O sofrimento que nos atinge como prova requer de nós não só esforço e paciência, mas também súplica constante à Divina Providência pela graça da perseverança. Como é difícil sofrer em silêncio! Somos inclinados ao vitimismo, como se relatar nossa dor a outros diminuísse o peso da cruz. Mas, se somos provados, estejamos vigilantes contra as engenhosas investidas do inimigo, que tenta conduzir a alma ao pecado e à perdição eterna: seja na vocação, no mundo, nos sentidos, na desesperança ou, pior, no desespero da salvação.



Quantas vezes me pergunto se minha vida não é uma farsa, uma mentira habilmente construída para obter louvores! Dói demais fazer tais questionamentos, sobretudo quando percebemos que já demos passos no caminho da virtude. Quantos apegos ainda conservo! Mesmo aqueles que considero piedosos tornam-se obstáculos nesta caminhada. Talvez por fraqueza ou carência, buscamos preencher vazios com coisas passageiras, em vez de Deus. Disso nascem remorsos que dilaceram a alma. Preferível seria que esse sofrimento nos lapidasse, para ganhar méritos.

Gosto e considero necessário registrar tais reflexões, para que depois, relendo-as, possa avaliar se avancei, regredi ou perdi. Elas me servem como uma balança para pesos e medidas, ajudando-me a reformar, restaurar ou reconstruir, segundo a vontade de Deus. Tomando como remédio a humildade, suportaremos melhor o sofrimento, vivendo-o pelo tempo que o Senhor julgar necessário para o nosso bem.

Por fim, há um sofrimento constante, que nos acompanha desde o uso da razão até o último suspiro: o sofrimento das consequências. Toda ação gera um efeito. O que mais o agrava é tentar resolver um problema criando outro, aumentando o peso sobre si. Sofro ainda por não conseguir resolver uma coisa por vez; a ansiedade é péssima conselheira e costura com má linha os tecidos do dia a dia. Sofrer esta enfermidade já é por si um grande peso, pois traz o sofrimento do desequilíbrio que nem sempre conseguimos controlar.

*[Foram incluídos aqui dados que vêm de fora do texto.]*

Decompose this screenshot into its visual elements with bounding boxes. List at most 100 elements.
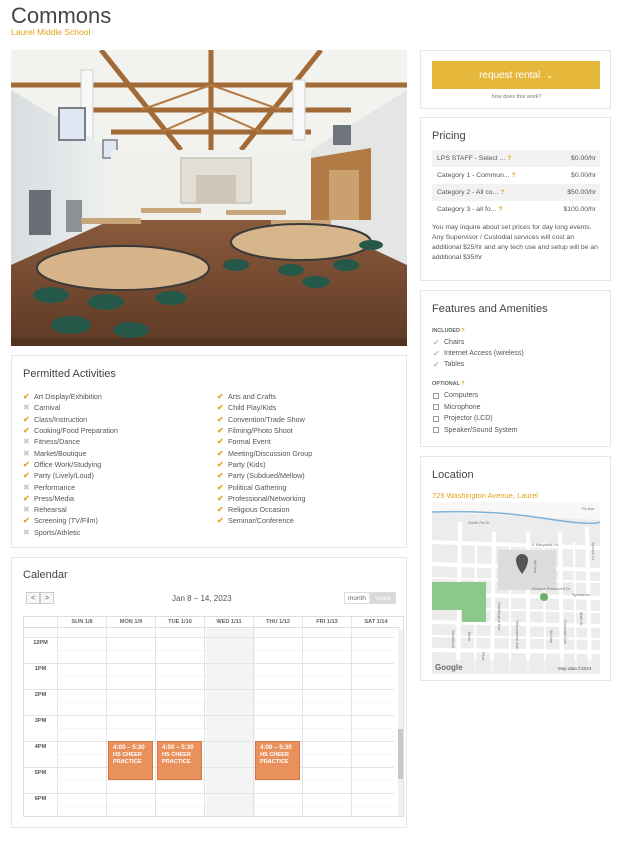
permitted-activities-title: Permitted Activities xyxy=(23,368,116,380)
cross-icon: ✖ xyxy=(23,482,30,492)
feature-label: Internet Access (wireless) xyxy=(444,350,524,357)
activity-item: ✔ Party (Lively/Loud) xyxy=(23,470,118,481)
checkmark-icon: ✔ xyxy=(217,414,224,424)
checkmark-icon: ✔ xyxy=(217,459,224,469)
calendar-card: Calendar < > Jan 8 – 14, 2023 month week… xyxy=(11,557,407,828)
feature-label: Projector (LCD) xyxy=(444,415,493,422)
checkmark-icon: ✔ xyxy=(217,516,224,526)
day-column-header: SUN 1/8 xyxy=(57,617,106,628)
optional-label-text: OPTIONAL xyxy=(432,381,460,387)
checkmark-icon: ✔ xyxy=(217,493,224,503)
activity-item: ✔ Filming/Photo Shoot xyxy=(217,425,312,436)
calendar-scroll-thumb[interactable] xyxy=(398,729,403,779)
cafeteria-photo-image xyxy=(11,50,407,346)
map-street-label: Eleanor Roosevelt Dr xyxy=(532,586,571,591)
help-icon[interactable]: ? xyxy=(498,206,502,213)
checkmark-icon: ✔ xyxy=(23,471,30,481)
feature-label: Chairs xyxy=(444,339,465,346)
next-week-button[interactable]: > xyxy=(40,592,54,604)
activity-item: ✔ Meeting/Discussion Group xyxy=(217,447,312,458)
month-view-button[interactable]: month xyxy=(344,592,370,604)
calendar-event[interactable]: 4:00 – 5:30 HS CHEER PRACTICE xyxy=(108,741,153,780)
price-category: Category 2 - All co...? xyxy=(437,189,504,196)
help-icon[interactable]: ? xyxy=(507,155,511,162)
feature-label: Tables xyxy=(444,361,465,368)
day-column-header: SAT 1/14 xyxy=(351,617,400,628)
venue-school-link[interactable]: Laurel Middle School xyxy=(11,27,90,37)
checkmark-icon: ✔ xyxy=(217,437,224,447)
map-street-label: Spruce Ln xyxy=(591,542,596,560)
day-column-header: WED 1/11 xyxy=(204,617,253,628)
location-title: Location xyxy=(432,469,474,481)
event-time: 4:00 – 5:30 xyxy=(260,744,292,751)
calendar-event[interactable]: 4:00 – 5:30 HS CHEER PRACTICE xyxy=(255,741,300,780)
location-map[interactable]: Smith Pa Dr E Maryland Ln Eleanor Roosev… xyxy=(431,502,601,675)
activity-label: Class/Instruction xyxy=(34,414,88,424)
checkmark-icon: ✔ xyxy=(433,349,440,358)
half-hour-line xyxy=(57,676,394,677)
feature-label: Computers xyxy=(444,392,479,399)
hour-label: 12PM xyxy=(33,640,48,646)
calendar-date-range: Jan 8 – 14, 2023 xyxy=(172,594,232,603)
how-does-this-work-link[interactable]: how does this work? xyxy=(421,94,612,100)
price-value: $0.00/hr xyxy=(571,155,596,162)
help-icon[interactable]: ? xyxy=(500,189,504,196)
hour-line xyxy=(24,715,394,716)
price-value: $100.00/hr xyxy=(563,206,596,213)
activity-item: ✔ Seminar/Conference xyxy=(217,515,312,526)
included-feature: ✔ Internet Access (wireless) xyxy=(433,349,524,358)
checkmark-icon: ✔ xyxy=(217,482,224,492)
activity-label: Carnival xyxy=(34,403,61,413)
request-rental-button[interactable]: request rental ⌄ xyxy=(432,61,600,89)
day-column-line xyxy=(204,617,205,816)
activity-label: Filming/Photo Shoot xyxy=(228,426,293,436)
location-card: Location 725 Washington Avenue, Laurel S… xyxy=(420,456,611,681)
help-icon[interactable]: ? xyxy=(461,328,464,334)
price-row: Category 1 - Commun...? $0.00/hr xyxy=(432,167,600,184)
calendar-week-grid[interactable]: SUN 1/8 MON 1/9 TUE 1/10 WED 1/11 THU 1/12 FR… xyxy=(23,616,404,817)
map-street-label: Birch xyxy=(467,632,472,641)
calendar-event[interactable]: 4:00 – 5:30 HS CHEER PRACTICE xyxy=(157,741,202,780)
optional-feature: Microphone xyxy=(433,404,481,411)
event-title: HS CHEER PRACTICE xyxy=(162,751,191,765)
day-column-line xyxy=(302,617,303,816)
hour-label: 6PM xyxy=(34,796,47,802)
activity-label: Child Play/Kids xyxy=(228,403,277,413)
request-rental-card: request rental ⌄ how does this work? xyxy=(420,50,611,109)
hour-label: 5PM xyxy=(34,770,47,776)
activity-item: ✔ Screening (TV/Film) xyxy=(23,515,118,526)
event-title: HS CHEER PRACTICE xyxy=(113,751,142,765)
price-category: Category 1 - Commun...? xyxy=(437,172,516,179)
checkmark-icon: ✔ xyxy=(217,471,224,481)
prev-week-button[interactable]: < xyxy=(26,592,40,604)
map-street-label: E Maryland Ln xyxy=(532,542,558,547)
help-icon[interactable]: ? xyxy=(461,381,464,387)
map-street-label: Fir Ave xyxy=(582,506,595,511)
checkmark-icon: ✔ xyxy=(23,414,30,424)
activity-item: ✔ Professional/Networking xyxy=(217,493,312,504)
calendar-title: Calendar xyxy=(23,569,68,581)
week-view-button[interactable]: week xyxy=(370,592,396,604)
optional-feature: Projector (LCD) xyxy=(433,415,493,422)
activity-label: Performance xyxy=(34,482,76,492)
map-street-label: Washington Ave xyxy=(497,602,502,631)
calendar-scrollbar[interactable] xyxy=(398,629,403,816)
checkmark-icon: ✔ xyxy=(23,426,30,436)
activity-item: ✖ Performance xyxy=(23,481,118,492)
activity-label: Convention/Trade Show xyxy=(228,414,305,424)
checkmark-icon: ✔ xyxy=(23,392,30,402)
activity-label: Market/Boutique xyxy=(34,448,87,458)
activity-item: ✖ Sports/Athletic xyxy=(23,527,118,538)
hour-line xyxy=(24,663,394,664)
optional-label: OPTIONAL ? xyxy=(432,381,465,387)
activity-item: ✔ Art Display/Exhibition xyxy=(23,391,118,402)
venue-photo[interactable] xyxy=(11,50,407,346)
activity-item: ✔ Arts and Crafts xyxy=(217,391,312,402)
activity-label: Press/Media xyxy=(34,493,74,503)
activity-item: ✔ Press/Media xyxy=(23,493,118,504)
activity-item: ✔ Cooking/Food Preparation xyxy=(23,425,118,436)
address-link[interactable]: 725 Washington Avenue, Laurel xyxy=(432,491,538,500)
cross-icon: ✖ xyxy=(23,505,30,515)
activity-item: ✖ Fitness/Dance xyxy=(23,436,118,447)
help-icon[interactable]: ? xyxy=(512,172,516,179)
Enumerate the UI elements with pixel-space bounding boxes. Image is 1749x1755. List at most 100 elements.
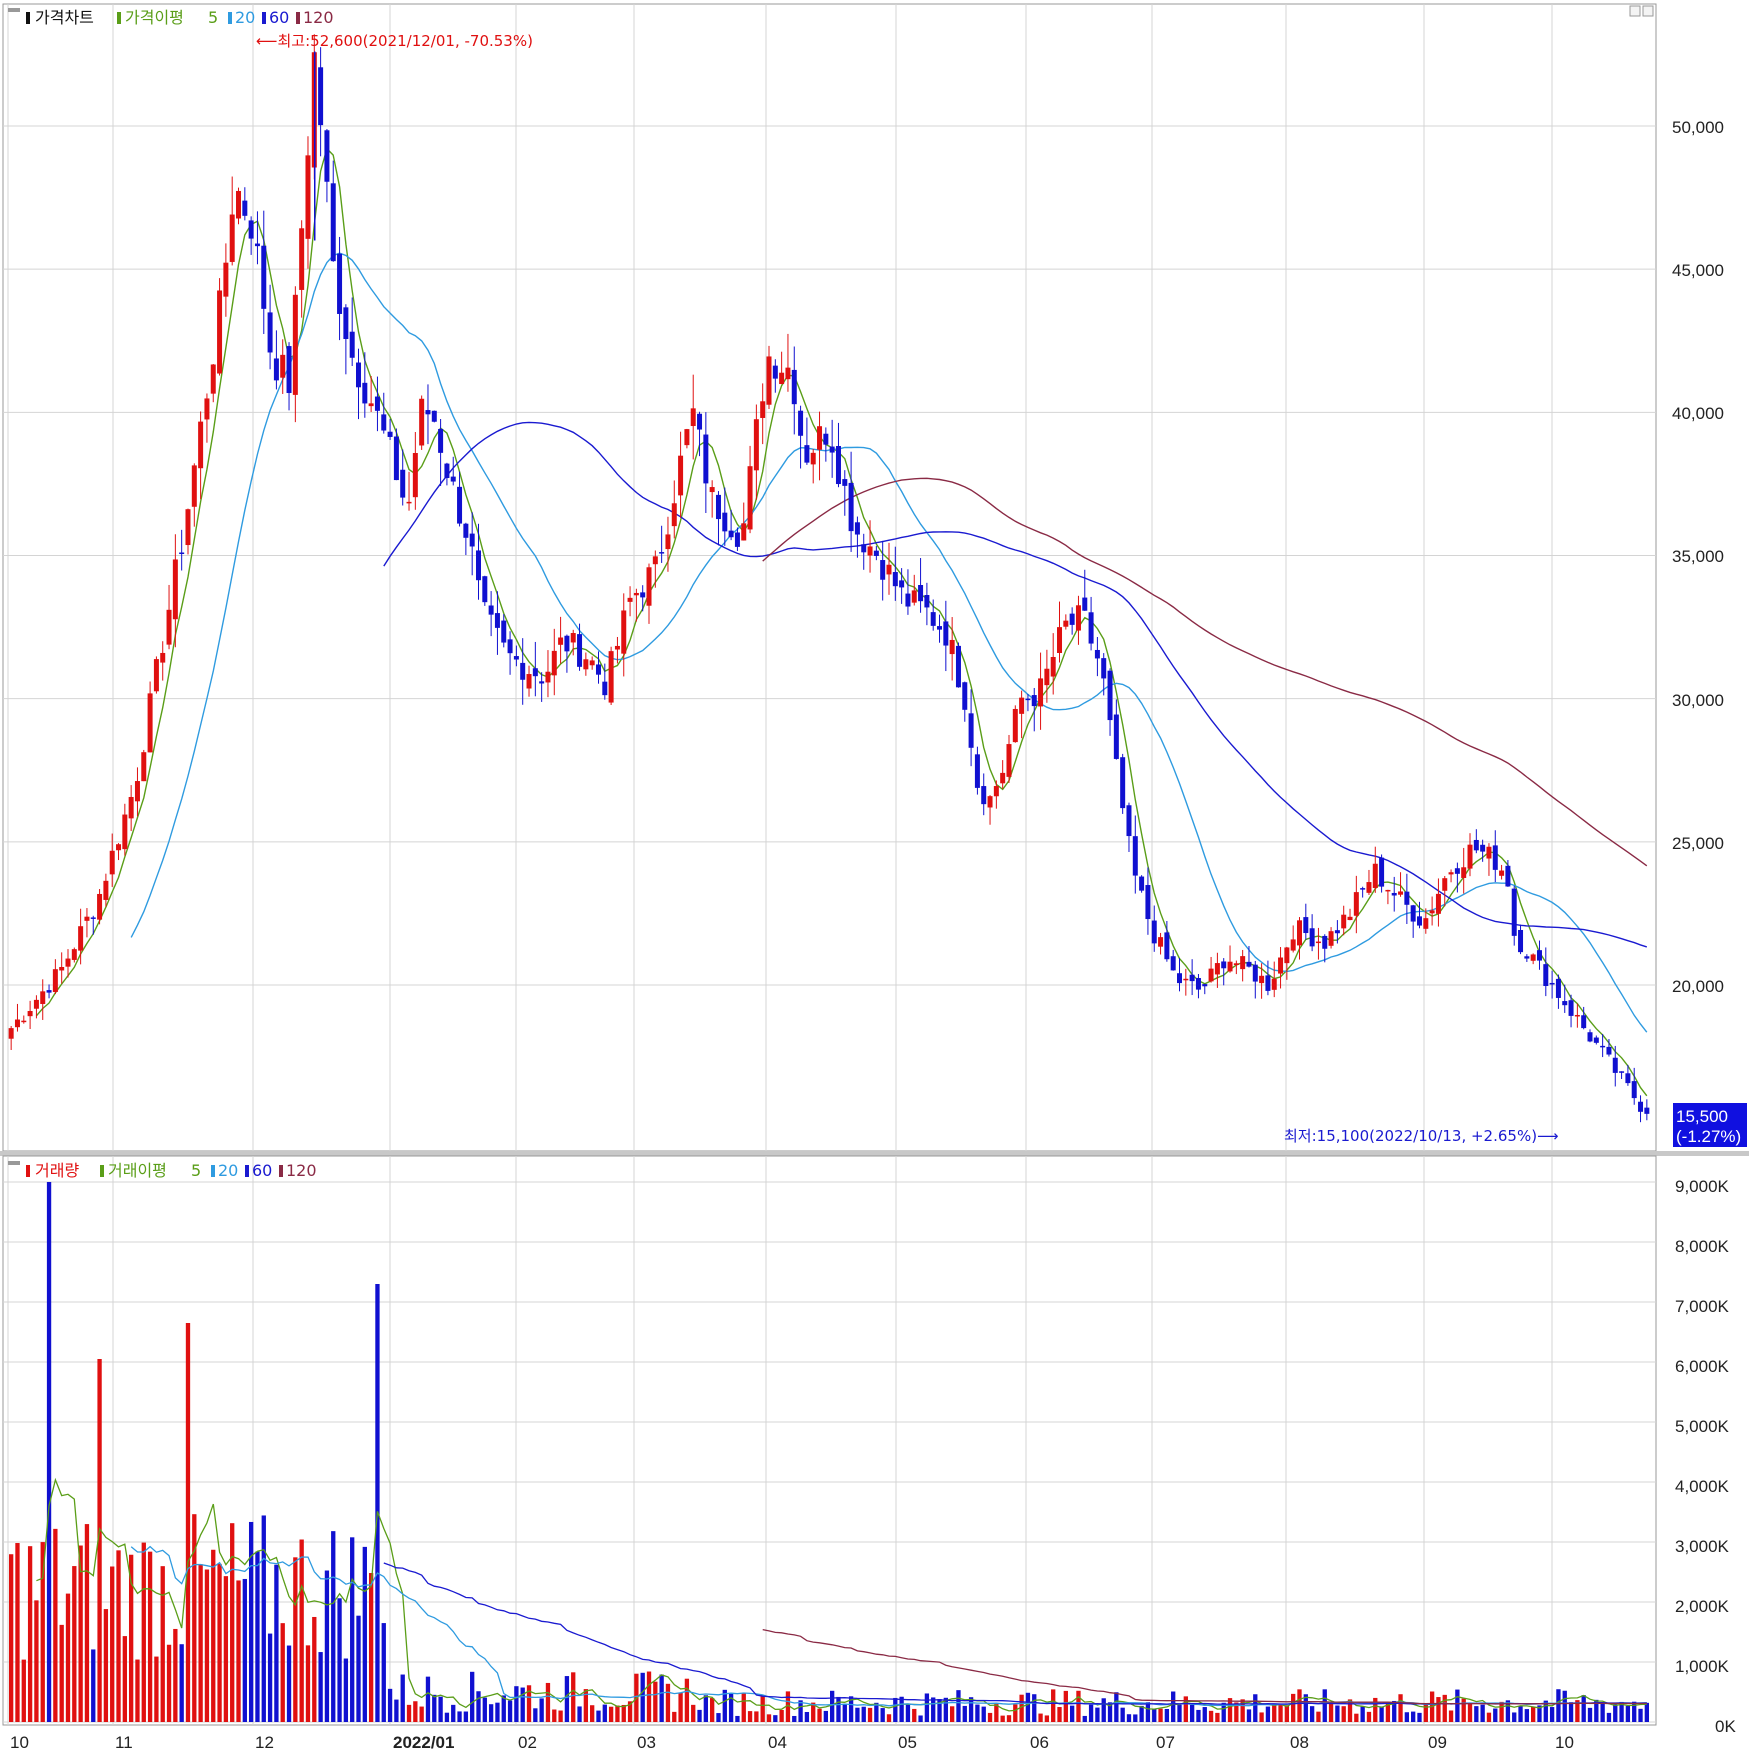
candle-body <box>1271 978 1277 990</box>
candle-body <box>1265 975 1271 991</box>
candle-body <box>955 645 961 688</box>
candle-body <box>1120 757 1126 809</box>
candle-body <box>1214 963 1220 975</box>
volume-bar <box>653 1681 658 1722</box>
candle-body <box>299 228 305 290</box>
volume-bar <box>394 1699 399 1722</box>
volume-bar <box>1171 1691 1176 1722</box>
candle-body <box>532 668 538 677</box>
candle-body <box>1259 975 1265 984</box>
candle-body <box>785 367 791 380</box>
candle-body <box>1341 914 1347 929</box>
candle-body <box>1505 865 1511 887</box>
volume-bar <box>773 1715 778 1722</box>
candle-body <box>1246 961 1252 967</box>
candle-body <box>993 786 999 797</box>
candle-body <box>753 419 759 471</box>
candle-body <box>1240 956 1246 970</box>
x-tick-label: 03 <box>637 1733 656 1752</box>
candle-body <box>166 609 172 645</box>
candle-body <box>968 713 974 748</box>
candle-body <box>261 245 267 309</box>
volume-bar <box>571 1672 576 1722</box>
volume-bar <box>1120 1707 1125 1722</box>
volume-bar <box>741 1693 746 1722</box>
candle-body <box>425 410 431 415</box>
candle-body <box>684 429 690 446</box>
candle-body <box>59 966 65 971</box>
volume-bar <box>861 1706 866 1722</box>
volume-bar <box>899 1696 904 1722</box>
volume-bar <box>356 1615 361 1722</box>
candle-body <box>1069 613 1075 625</box>
volume-bar <box>1625 1705 1631 1722</box>
candle-body <box>1391 892 1397 896</box>
price-tick-label: 30,000 <box>1672 691 1724 710</box>
candle-body <box>678 455 684 496</box>
price-legend-ma5: 5 <box>208 8 218 27</box>
candle-body <box>1031 695 1037 707</box>
legend-menu-icon[interactable] <box>8 1161 20 1165</box>
volume-bar <box>1284 1705 1290 1722</box>
panel-divider[interactable] <box>0 1151 1749 1156</box>
volume-bar <box>684 1678 690 1722</box>
candle-body <box>810 452 816 465</box>
volume-bar <box>1082 1715 1087 1722</box>
volume-bar <box>1499 1701 1504 1722</box>
volume-bar <box>1404 1712 1410 1722</box>
volume-bar <box>962 1705 967 1722</box>
volume-bar <box>697 1709 702 1722</box>
price-panel-minimize-icon[interactable] <box>1629 5 1641 17</box>
candle-body <box>191 465 197 507</box>
volume-bar <box>438 1696 443 1722</box>
x-tick-label: 02 <box>518 1733 537 1752</box>
legend-swatch-price <box>26 12 30 24</box>
volume-bar <box>116 1550 121 1722</box>
candle-body <box>1549 982 1555 985</box>
candle-body <box>122 814 128 850</box>
candle-body <box>943 621 949 646</box>
volume-bar <box>1448 1710 1454 1722</box>
candle-body <box>1372 863 1378 888</box>
volume-bar <box>842 1703 847 1722</box>
legend-swatch-ma5 <box>117 12 121 24</box>
price-panel-close-icon[interactable] <box>1642 5 1654 17</box>
candle-body <box>1088 612 1094 644</box>
x-tick-label: 08 <box>1290 1733 1309 1752</box>
candle-body <box>8 1028 14 1039</box>
candle-body <box>1290 939 1296 951</box>
volume-bar <box>590 1705 595 1722</box>
volume-bar <box>179 1644 184 1722</box>
volume-bar <box>855 1707 860 1722</box>
volume-bar <box>305 1645 311 1722</box>
volume-bar <box>1215 1712 1220 1722</box>
volume-bar <box>211 1549 216 1722</box>
volume-bar <box>1606 1712 1612 1722</box>
volume-bar <box>747 1711 753 1722</box>
volume-bar <box>552 1709 557 1722</box>
volume-bar <box>280 1623 285 1722</box>
candle-body <box>1183 978 1189 981</box>
candle-body <box>911 590 917 603</box>
x-tick-label: 10 <box>1555 1733 1574 1752</box>
x-tick-label: 12 <box>255 1733 274 1752</box>
volume-bar <box>21 1659 26 1722</box>
candle-body <box>930 612 936 626</box>
volume-bar <box>1291 1693 1296 1722</box>
candle-body <box>1619 1071 1625 1073</box>
candle-body <box>817 426 823 450</box>
candle-body <box>633 592 639 596</box>
candle-body <box>349 331 355 358</box>
candle-body <box>406 501 412 504</box>
volume-bar <box>381 1623 386 1722</box>
volume-bar <box>514 1686 519 1722</box>
legend-menu-icon[interactable] <box>8 8 20 12</box>
volume-bar <box>166 1644 172 1722</box>
candle-body <box>450 476 456 482</box>
candle-body <box>1366 882 1372 893</box>
candle-body <box>153 659 159 692</box>
volume-bar <box>716 1713 721 1722</box>
legend-swatch-vma5 <box>100 1165 104 1177</box>
volume-bar <box>324 1570 330 1722</box>
volume-bar <box>1613 1704 1618 1722</box>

Eremitas Regulares de Santo Elias


Notas de Rodapé

  1. Hb 12,6: “O Senhor corrige a quem ama, e açoita a todo filho que recebe.” 

  2. 1Pd 1,18-19; Catecismo da Igreja Católica (CIC), 601. 

  3. Col 1,24; CIC, 1475 – “Tesouro da Igreja e comunhão dos santos.” 

  4. Credo de Niceia-Constantinopla: “Creio na comunhão dos santos.” 

  5. Mt 24,13 – “Quem perseverar até o fim será salvo.” 

  6. Ap 21,3-4 – “Ele enxugará toda lágrima dos seus olhos.” 

  7. Rm 12,12 – “Sede pacientes na tribulação, perseverantes na oração.” 

  8. 1Pd 5,8 – “Vosso adversário, o diabo, vos rodeia como leão.” 

  9. Mt 19,21 – “Se queres ser perfeito, vai, vende tudo o que tens...” 

  10. Mt 6,34 – “A cada dia basta o seu cuidado.”